Ryken Zane and Xu Razer in Enemy Mind (2010)
(l to r) Major Brian Duvall (Ryken Zane) and Rey (Xu Razer) stranded on an alien planet

The essence of the story is well drawn. The story is a battle between mutual differences – of Ryken Zane’s prejudices and adherence to military training up against Xu Razer’s universe-embracing philosophy of peace. It is a fairly predictable story arc – one can see that Ryken Zane is going to open up and learn to trust his prisoner by the end of the story. There is reasonable writing between the two characters, not to mention good performances, and the conflict sparks some interest. It is also very much an Enemy Mine that has been given a contemporary 00s relevance – the characters are a professional soldier up against a terrorist who belongs to a religious group that have been scapegoated for their views and in actuality espouses a peaceful philosophy (for which you can surely read the US military taking on Islam in the Middle East). In a very contemporary liberal outlook, the soldier puts aside his prejudices against the religious minorities and learns that his own side (which is not too subtly called the Republicans) has lied to him.
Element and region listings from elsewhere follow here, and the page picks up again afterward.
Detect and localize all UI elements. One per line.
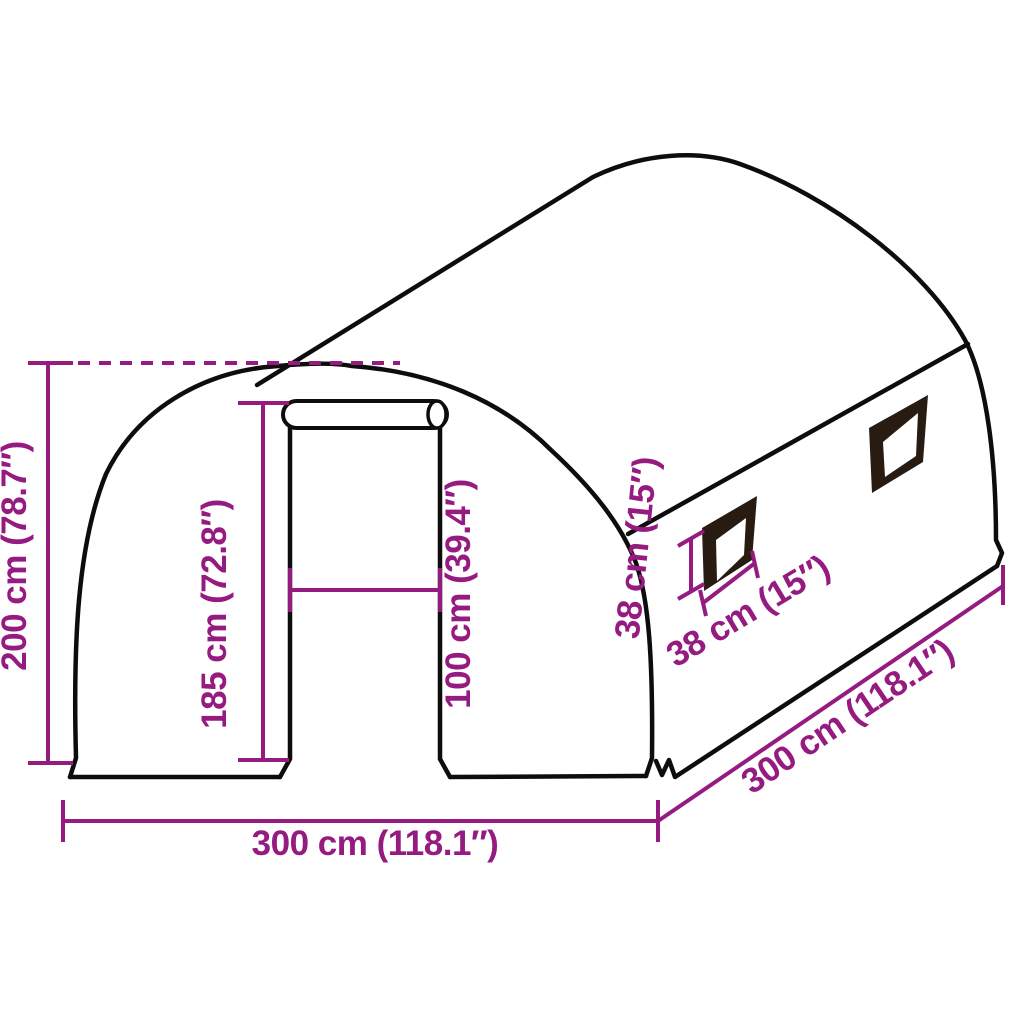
- label-total-height: 200 cm (78.7″): [0, 441, 34, 671]
- dimension-window-height: 38 cm (15″): [608, 455, 704, 641]
- dimension-door-height: 185 cm (72.8″): [195, 403, 289, 760]
- label-door-width: 100 cm (39.4″): [439, 479, 478, 709]
- front-base-right: [450, 776, 646, 777]
- label-door-height: 185 cm (72.8″): [195, 499, 234, 729]
- door-roll-top: [283, 401, 447, 428]
- dimension-door-width: 100 cm (39.4″): [290, 479, 478, 709]
- label-window-height: 38 cm (15″): [608, 455, 666, 641]
- greenhouse-dimension-diagram: 200 cm (78.7″) 185 cm (72.8″) 100 cm (39…: [0, 0, 1024, 1024]
- dimension-front-width: 300 cm (118.1″): [63, 800, 658, 863]
- dimension-window-width: 38 cm (15″): [660, 547, 837, 674]
- diagram-canvas: 200 cm (78.7″) 185 cm (72.8″) 100 cm (39…: [0, 0, 1024, 1024]
- dimension-side-depth: 300 cm (118.1″): [658, 565, 1003, 821]
- door-roll-end-cap: [428, 401, 446, 428]
- label-front-width: 300 cm (118.1″): [252, 824, 499, 863]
This works effectively, although I felt let down by the twist ending [PLOT SPOILERS], which reverses the sympathies that have been built up and we then learn that the original assumptions we had all along were the correct ones. I don’t like it when a film puts much into a character learning the error of their ways and then suddenly throws it on its head and says he was wrong – to me that becomes a slap in the face to us the audience for investing emotion in the characters. I also found the particular purpose that the set-up was designed for to involve a highly improbable set of circumstances with far too many variables that surely in reality would not easily guarantee the desired outcome.

The headline name for the film is 93 year-old Ernest Borgnine. Despite his getting the top billing on the video and credits, one realizes as they start to watch the film that Borgnine is not even present on screen and is merely limited to the voice of Control that Ryken Zane speaks to on his communicator throughout. The entire film, with the exception of about three faces towards the end, is carried by the duo of Ryken Zane and Xu Razer who both perform well in their parts.